US AML Fines Top $1B; OKX, KuCoin Lead Crypto Penalties

DOJ and FinCEN collected over $1 billion in AML fines in H1 2025-led by OKX’s $504M and KuCoin’s $297M-while SEC crypto penalties fell 97% to $142M, CertiK reports.

U.S. prosecutors and the Financial Crimes Enforcement Network collected more than $1 billion in anti-money-laundering fines in the first half of 2025. The total was driven by a $504 million settlement with OKX in February and a $297 million payment from KuCoin in January.

The enforcement total exceeded penalties imposed by the Securities and Exchange Commission on crypto-specific matters. SEC crypto penalties fell 97% year over year to $142 million in H1 2025, down from $4.9 billion in 2024, according to CertiK.

CertiK’s analysis finds regulators focused on failures in transaction monitoring, licensing and AML controls rather than disclosure or token-classification issues. The Department of Justice and FinCEN pursued large penalties under the Bank Secrecy Act and related rules for operating unlicensed money transmission businesses and for lapses in AML controls.

Sanctions-related crypto activity increased more than 400% year over year in 2025, driven largely by networks linked to Russia and by stablecoin systems aligned with state actors. Regulators stepped up transaction surveillance and cross-border financial crime controls in response.
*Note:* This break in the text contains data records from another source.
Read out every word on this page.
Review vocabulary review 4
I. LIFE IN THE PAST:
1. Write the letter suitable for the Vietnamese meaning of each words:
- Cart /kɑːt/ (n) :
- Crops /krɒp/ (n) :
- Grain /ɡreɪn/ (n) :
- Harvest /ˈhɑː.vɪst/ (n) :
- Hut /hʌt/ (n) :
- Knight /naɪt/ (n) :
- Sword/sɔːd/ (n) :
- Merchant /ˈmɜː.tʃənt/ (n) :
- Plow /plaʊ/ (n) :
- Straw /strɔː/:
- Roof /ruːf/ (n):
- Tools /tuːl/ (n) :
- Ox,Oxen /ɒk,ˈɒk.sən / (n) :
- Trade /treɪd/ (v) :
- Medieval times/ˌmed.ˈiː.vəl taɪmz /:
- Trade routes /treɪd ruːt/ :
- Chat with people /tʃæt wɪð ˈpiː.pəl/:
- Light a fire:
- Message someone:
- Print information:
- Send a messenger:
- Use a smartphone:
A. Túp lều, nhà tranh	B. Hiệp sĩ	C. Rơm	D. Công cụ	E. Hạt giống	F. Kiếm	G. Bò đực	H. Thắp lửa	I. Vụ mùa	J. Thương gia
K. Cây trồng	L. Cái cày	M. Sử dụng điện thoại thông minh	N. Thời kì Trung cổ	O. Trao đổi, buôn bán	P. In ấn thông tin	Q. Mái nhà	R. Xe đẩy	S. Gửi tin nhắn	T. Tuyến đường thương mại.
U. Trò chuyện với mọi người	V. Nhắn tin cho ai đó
European AML fines rose 767% over the same period. In the Asia-Pacific region, authorities relied more on license revocations and business improvement orders instead of only monetary penalties. Stablecoin frameworks moved into implementation, with binding rules active under the U.S. GENIUS Act and the EU’s Markets in Crypto-Assets regime.

Prudential standards for custodians and exchanges tightened to cover capital adequacy, segregation of client assets, liquidity management and recovery planning. The Basel Committee’s cryptoasset prudential standard, scheduled for Jan. 1, 2026 subject to local adoption, assigns near-100% capital charges to Group 2 assets including bitcoin and ether, while Group 1 assets such as tokenized traditional instruments and qualifying stablecoins receive standard risk weighting.

CertiK projects that smart contract security assessments will shift from voluntary practice to statutory or quasi-statutory requirements across major markets within about two years. Its review of the top 100 exploited protocols found 80% had not undergone a formal security audit before a breach; those unaudited projects accounted for 89.2% of value lost. Infrastructure compromises, including private key theft and access-control failures, accounted for 76% of value lost in 2025.

A CertiK spokesperson said, “Authorities may demand annual testing or operational resilience measures such as source-code reviews, but they rarely dictate a specific audit scope.” The firm added that current audit expectations resemble frameworks used in traditional finance and that supervised firms are expected to identify and manage relevant threats.

Firms that handle digital assets face increased pressure to strengthen transaction monitoring, licensing processes and custody safeguards to comply with evolving rules across multiple jurisdictions.